Everhart was praising McCain for never denouncing the United States while he was being tortured as a prisoner of war in Vietnam.

“I’m not trying to compare John McCain to Jesus Christ, I’m looking at the pain that was there,” she said.

Right, of course. She’s not “trying to compare” McCain to Jesus, she’s just says he’s “kind of like Jesus.” The distinction is obvious. And sacrilegious.

Let's have an English lesson, shall we? If you say something's "kind of like" something else, you're comparing the two. For instance, if I said, "Oranges are kind of like apples - they're both fruit," I've just compared apples and oranges, now, haven't I? These people not only need a course in Reality 101, apparently they need remedial English lessons as well.

Speaking of the terminally reality challenged, Faux News thinks it can give lessons in journalism:

This might be one of the greatest Fox News items of all time.

Last night, Karl Rove appeared on Fox News’s “The O’Reilly Factor” to discuss President Bush’s interview with NBC and accusations that the network distorted Bush’s comments. Rove and guest host Laura Ingraham quickly attacked NBC’s ethics:

INGRAHAM: Yes, well, Karl, this follows on, you know, on
primary nights, big nights, when you’re with Brit and everybody here. Over at NBC, they have a couple of their, you know, commentator types Matthews and the like, sitting next to Tom Brokaw and Brian Williams. I mean, there is no
line between news and commentary. It’s all blurred.

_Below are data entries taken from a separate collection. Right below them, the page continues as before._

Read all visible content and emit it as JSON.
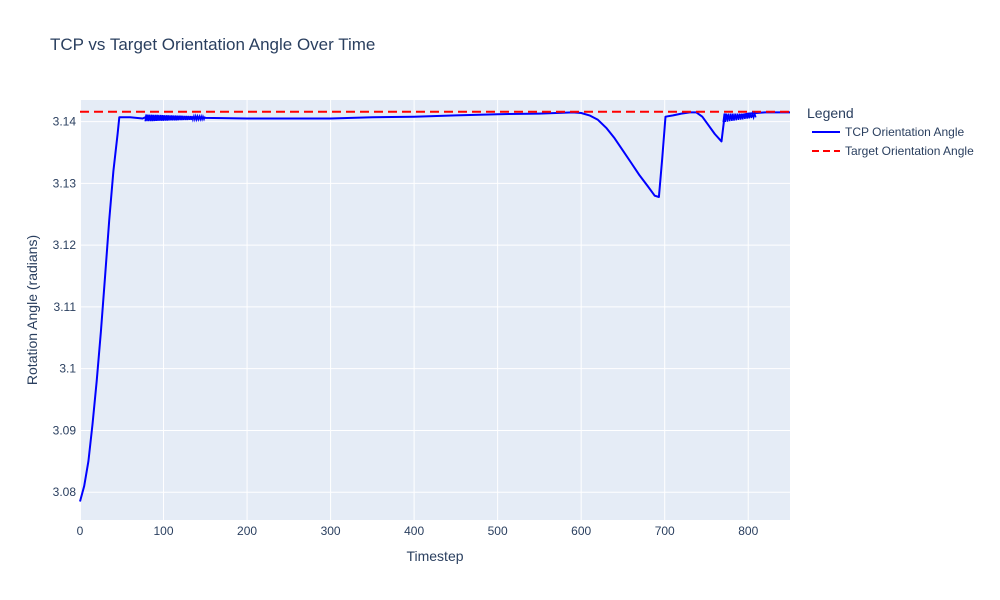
{
  "chart_data": {
    "type": "line",
    "title": "TCP vs Target Orientation Angle Over Time",
    "xlabel": "Timestep",
    "ylabel": "Rotation Angle (radians)",
    "xlim": [
      0,
      850
    ],
    "ylim": [
      3.0755,
      3.1435
    ],
    "x_ticks": [
      0,
      100,
      200,
      300,
      400,
      500,
      600,
      700,
      800
    ],
    "y_ticks": [
      3.08,
      3.09,
      3.1,
      3.11,
      3.12,
      3.13,
      3.14
    ],
    "y_tick_labels": [
      "3.08",
      "3.09",
      "3.1",
      "3.11",
      "3.12",
      "3.13",
      "3.14"
    ],
    "grid": true,
    "legend": {
      "title": "Legend",
      "placement": "right"
    },
    "series": [
      {
        "name": "TCP Orientation Angle",
        "style": "solid",
        "color": "#0000ff",
        "points": [
          [
            0,
            3.0785
          ],
          [
            5,
            3.081
          ],
          [
            10,
            3.085
          ],
          [
            15,
            3.091
          ],
          [
            20,
            3.098
          ],
          [
            25,
            3.106
          ],
          [
            30,
            3.115
          ],
          [
            35,
            3.124
          ],
          [
            40,
            3.132
          ],
          [
            45,
            3.138
          ],
          [
            47,
            3.1407
          ],
          [
            60,
            3.1407
          ],
          [
            75,
            3.1405
          ],
          [
            80,
            3.1408
          ],
          [
            90,
            3.1403
          ],
          [
            100,
            3.1408
          ],
          [
            110,
            3.1404
          ],
          [
            120,
            3.1408
          ],
          [
            130,
            3.1405
          ],
          [
            140,
            3.1407
          ],
          [
            150,
            3.1406
          ],
          [
            200,
            3.1405
          ],
          [
            250,
            3.1405
          ],
          [
            300,
            3.1405
          ],
          [
            350,
            3.1407
          ],
          [
            400,
            3.1408
          ],
          [
            450,
            3.141
          ],
          [
            500,
            3.1412
          ],
          [
            550,
            3.1413
          ],
          [
            590,
            3.1415
          ],
          [
            600,
            3.1414
          ],
          [
            610,
            3.141
          ],
          [
            620,
            3.1403
          ],
          [
            630,
            3.139
          ],
          [
            640,
            3.1373
          ],
          [
            650,
            3.1353
          ],
          [
            660,
            3.1333
          ],
          [
            670,
            3.1313
          ],
          [
            680,
            3.1295
          ],
          [
            688,
            3.128
          ],
          [
            693,
            3.1278
          ],
          [
            697,
            3.134
          ],
          [
            701,
            3.1408
          ],
          [
            710,
            3.141
          ],
          [
            720,
            3.1413
          ],
          [
            730,
            3.1415
          ],
          [
            738,
            3.1415
          ],
          [
            745,
            3.1408
          ],
          [
            752,
            3.1395
          ],
          [
            760,
            3.138
          ],
          [
            768,
            3.1368
          ],
          [
            772,
            3.1412
          ],
          [
            780,
            3.1405
          ],
          [
            790,
            3.141
          ],
          [
            800,
            3.1413
          ],
          [
            820,
            3.1415
          ],
          [
            840,
            3.1415
          ],
          [
            850,
            3.1415
          ]
        ]
      },
      {
        "name": "Target Orientation Angle",
        "style": "dash",
        "color": "#ff0000",
        "points": [
          [
            0,
            3.14159
          ],
          [
            850,
            3.14159
          ]
        ]
      }
    ]
  }
}
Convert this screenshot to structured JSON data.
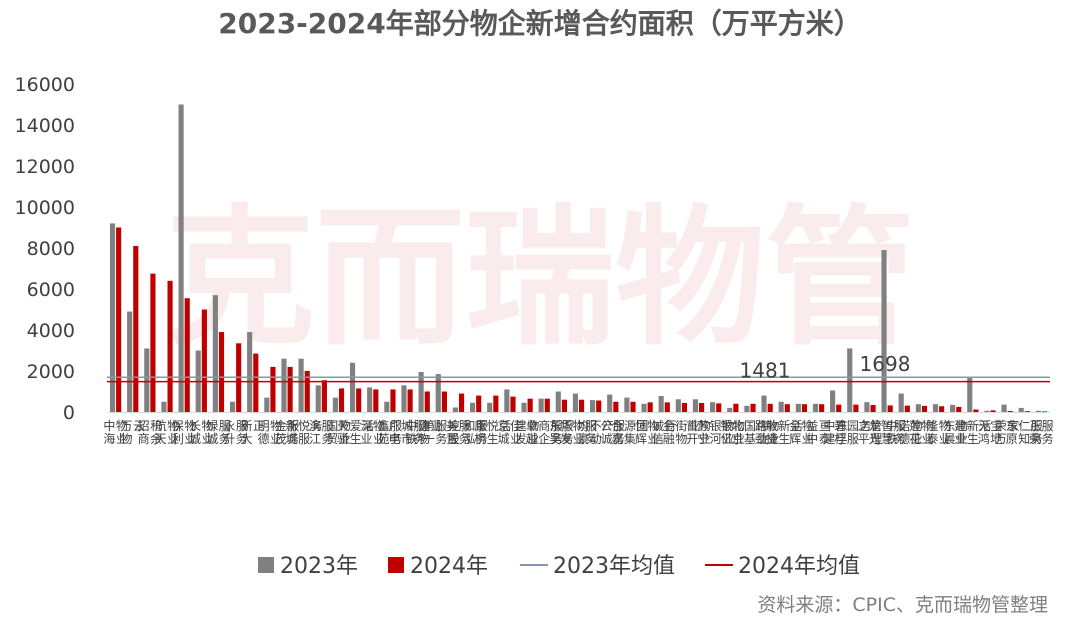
{
  "chart_data": {
    "type": "bar",
    "title": "2023-2024年部分物企新增合约面积（万平方米）",
    "watermark": "克而瑞物管",
    "source": "资料来源：CPIC、克而瑞物管整理",
    "ylim": [
      0,
      16000
    ],
    "yticks": [
      0,
      2000,
      4000,
      6000,
      8000,
      10000,
      12000,
      14000,
      16000
    ],
    "grid": false,
    "legend_position": "bottom",
    "colors": {
      "2023": "#808080",
      "2024": "#c00000",
      "avg2023": "#8497b0",
      "avg2024": "#c00000"
    },
    "categories": [
      "中海物业",
      "万物云",
      "招商积余",
      "航天物业",
      "保利物业",
      "长城物业",
      "绿城服务",
      "永升服务",
      "新大正",
      "明德物业",
      "金茂服务",
      "新城悦服务",
      "滨江服务",
      "国贸物业",
      "天骄爱生活",
      "深业物业",
      "鑫苑服务",
      "广电城市服务",
      "中铁建物业",
      "第一服务控股",
      "美置服务",
      "和泓服务",
      "康桥悦生活",
      "京城佳业",
      "建发物业",
      "卓越商企服务",
      "东吴服务",
      "华发物业服务",
      "均豪不动产",
      "公诚服务",
      "合嘉源集团",
      "恒辉物业",
      "诚信行",
      "金融街物业",
      "首开物业",
      "苏宁银河物业",
      "银亿物业",
      "北京国基伟业",
      "路劲物业",
      "敏捷新生活",
      "金辉物业",
      "益中亘泰",
      "中建东孚",
      "碧桂园服务",
      "之平管理",
      "龙光智慧服务",
      "中铁诺德物业",
      "莲花物业",
      "隆泰物业",
      "东晨物业",
      "建业新生活",
      "天鸿宝地",
      "荣万家",
      "东原仁知服务",
      "正荣服务"
    ],
    "series": [
      {
        "name": "2023年",
        "values": [
          9200,
          4900,
          3100,
          500,
          15000,
          3000,
          5700,
          500,
          3900,
          700,
          2600,
          2600,
          1300,
          700,
          2400,
          1200,
          500,
          1300,
          1950,
          1850,
          220,
          450,
          450,
          1100,
          450,
          650,
          1000,
          900,
          580,
          850,
          700,
          400,
          780,
          620,
          620,
          480,
          200,
          300,
          800,
          500,
          400,
          400,
          1050,
          3100,
          480,
          7900,
          900,
          380,
          380,
          350,
          1700,
          60,
          360,
          200,
          60
        ]
      },
      {
        "name": "2024年",
        "values": [
          9000,
          8100,
          6750,
          6400,
          5550,
          5000,
          3900,
          3350,
          2850,
          2200,
          2200,
          2000,
          1550,
          1150,
          1150,
          1100,
          1100,
          1100,
          1000,
          1000,
          900,
          800,
          800,
          750,
          650,
          650,
          600,
          600,
          560,
          500,
          500,
          470,
          470,
          440,
          440,
          420,
          400,
          400,
          400,
          380,
          380,
          380,
          360,
          360,
          340,
          320,
          310,
          300,
          280,
          250,
          120,
          80,
          50,
          40,
          30
        ]
      }
    ],
    "reference_lines": [
      {
        "name": "2023年均值",
        "value": 1698,
        "label": "1698"
      },
      {
        "name": "2024年均值",
        "value": 1481,
        "label": "1481"
      }
    ]
  }
}
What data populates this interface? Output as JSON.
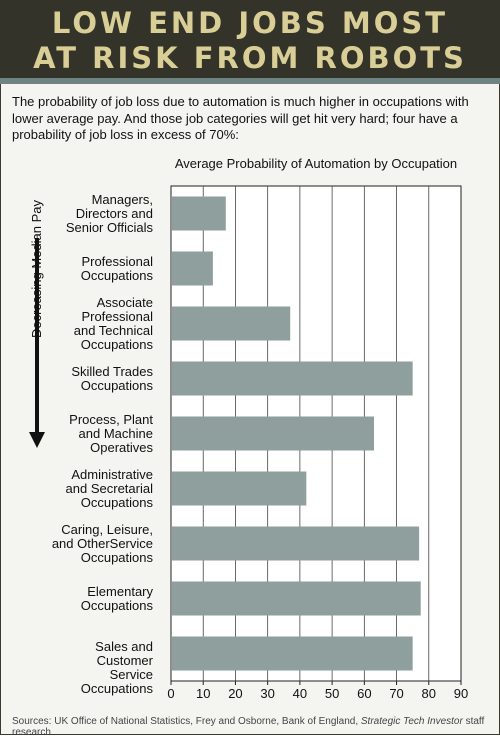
{
  "header": {
    "title_line1": "LOW END JOBS MOST",
    "title_line2": "AT RISK FROM ROBOTS"
  },
  "intro": "The probability of job loss due to automation is much higher in occupations with lower average pay. And those job categories will get hit very hard;  four have a probability of job loss in excess of 70%:",
  "side_label": "Decreasing Median Pay",
  "sources": {
    "prefix": "Sources: UK Office of National Statistics, Frey and Osborne, Bank of England, ",
    "italic": "Strategic Tech Investor",
    "suffix": " staff research"
  },
  "colors": {
    "bar": "#8e9f9d",
    "title_bg": "#34332a",
    "title_text": "#d9cf96"
  },
  "chart_data": {
    "type": "bar",
    "orientation": "horizontal",
    "title": "Average Probability of Automation by Occupation",
    "categories": [
      "Managers, Directors and Senior Officials",
      "Professional Occupations",
      "Associate Professional and Technical Occupations",
      "Skilled Trades Occupations",
      "Process, Plant and Machine Operatives",
      "Administrative and Secretarial Occupations",
      "Caring, Leisure, and OtherService Occupations",
      "Elementary Occupations",
      "Sales and Customer Service Occupations"
    ],
    "category_lines": [
      [
        "Managers,",
        "Directors and",
        "Senior Officials"
      ],
      [
        "Professional",
        "Occupations"
      ],
      [
        "Associate",
        "Professional",
        "and Technical",
        "Occupations"
      ],
      [
        "Skilled Trades",
        "Occupations"
      ],
      [
        "Process, Plant",
        "and Machine",
        "Operatives"
      ],
      [
        "Administrative",
        "and Secretarial",
        "Occupations"
      ],
      [
        "Caring, Leisure,",
        "and OtherService",
        "Occupations"
      ],
      [
        "Elementary",
        "Occupations"
      ],
      [
        "Sales and Customer",
        "Service Occupations"
      ]
    ],
    "values": [
      17,
      13,
      37,
      75,
      63,
      42,
      77,
      77.5,
      75
    ],
    "xlim": [
      0,
      90
    ],
    "xticks": [
      0,
      10,
      20,
      30,
      40,
      50,
      60,
      70,
      80,
      90
    ],
    "grid": "vertical",
    "xlabel": "",
    "ylabel": ""
  }
}
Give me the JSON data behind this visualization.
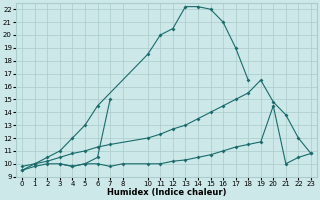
{
  "xlabel": "Humidex (Indice chaleur)",
  "xlim": [
    -0.5,
    23.5
  ],
  "ylim": [
    9,
    22.5
  ],
  "yticks": [
    9,
    10,
    11,
    12,
    13,
    14,
    15,
    16,
    17,
    18,
    19,
    20,
    21,
    22
  ],
  "xticks": [
    0,
    1,
    2,
    3,
    4,
    5,
    6,
    7,
    8,
    10,
    11,
    12,
    13,
    14,
    15,
    16,
    17,
    18,
    19,
    20,
    21,
    22,
    23
  ],
  "background_color": "#cce8e8",
  "grid_color": "#aacccc",
  "line_color": "#1a6b6b",
  "line_top_x": [
    0,
    1,
    2,
    3,
    4,
    5,
    6,
    10,
    11,
    12,
    13,
    14,
    15,
    16,
    17,
    18
  ],
  "line_top_y": [
    9.5,
    10.0,
    10.5,
    11.0,
    12.0,
    13.0,
    14.5,
    18.5,
    20.0,
    20.5,
    22.2,
    22.2,
    22.0,
    21.0,
    19.0,
    16.5
  ],
  "line_mid_x": [
    0,
    1,
    2,
    3,
    4,
    5,
    6,
    7,
    10,
    11,
    12,
    13,
    14,
    15,
    16,
    17,
    18,
    19,
    20,
    21,
    22,
    23
  ],
  "line_mid_y": [
    9.8,
    10.0,
    10.2,
    10.5,
    10.8,
    11.0,
    11.3,
    11.5,
    12.0,
    12.3,
    12.7,
    13.0,
    13.5,
    14.0,
    14.5,
    15.0,
    15.5,
    16.5,
    14.8,
    13.8,
    12.0,
    10.8
  ],
  "line_bot_x": [
    0,
    1,
    2,
    3,
    4,
    5,
    6,
    7,
    8,
    10,
    11,
    12,
    13,
    14,
    15,
    16,
    17,
    18,
    19,
    20,
    21,
    22,
    23
  ],
  "line_bot_y": [
    9.5,
    9.8,
    10.0,
    10.0,
    9.8,
    10.0,
    10.0,
    9.8,
    10.0,
    10.0,
    10.0,
    10.2,
    10.3,
    10.5,
    10.7,
    11.0,
    11.3,
    11.5,
    11.7,
    14.5,
    10.0,
    10.5,
    10.8
  ],
  "line2_x": [
    3,
    4,
    5,
    6,
    7
  ],
  "line2_y": [
    10.0,
    9.8,
    10.0,
    10.5,
    15.0
  ]
}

Rove added that the “journalistic standards of MSNBC, which are really no standards at all,” are now “creep[ing] into NBC.”

Now, on the substance, we’ve already talked about how foolish the charges against NBC are. The report did not distort Bush’s comments, and this manufactured outrage is pretty weak tea.

But more importantly, it’s genuinely comical to hear Fox News personalities accuse anyone of blurring the line “between news and commentary.” That is, after all, the reason Fox News exists.

I mean, really. Consider the context on this one — Laura Ingraham (prominent Republican media personality) was talking to Karl Rove (prominent Republican consultant-turned-media-personality-turned-McCain-advisor) about another network maintaining weak journalistic standards on objectivity and neutrality. Not only were they wrong about the NBC report, but neither Ingraham nor Rove are journalists, neither are objective, neither are neutral, and neither have professional standards.

That's it. I'm now convinced that neocons and their slavering followers don't inhabit the reality we all know and sometimes love. Their brains look into some alternate dimension, where Faux News is journalism, comparing someone to Jesus isn't comparing them to Jesus, and what's really rich, they're going to win in November:

“This is going to be a better year for Republicans than people think,” Boehner spokesman Michael Steel said on Monday. “We hope to pick up seats — that’s the goal.”

If "better year for Republicans than people think" means "We won't lose everything," then yes, it might turn out well. But considering how they've fared so far this election year, all I can say is, "Good fucking luck."

1 comment:

Efrique said...

many Bush supporters believe he was literally chosen by God to be president

Coming up on Fox: Why does God hate America?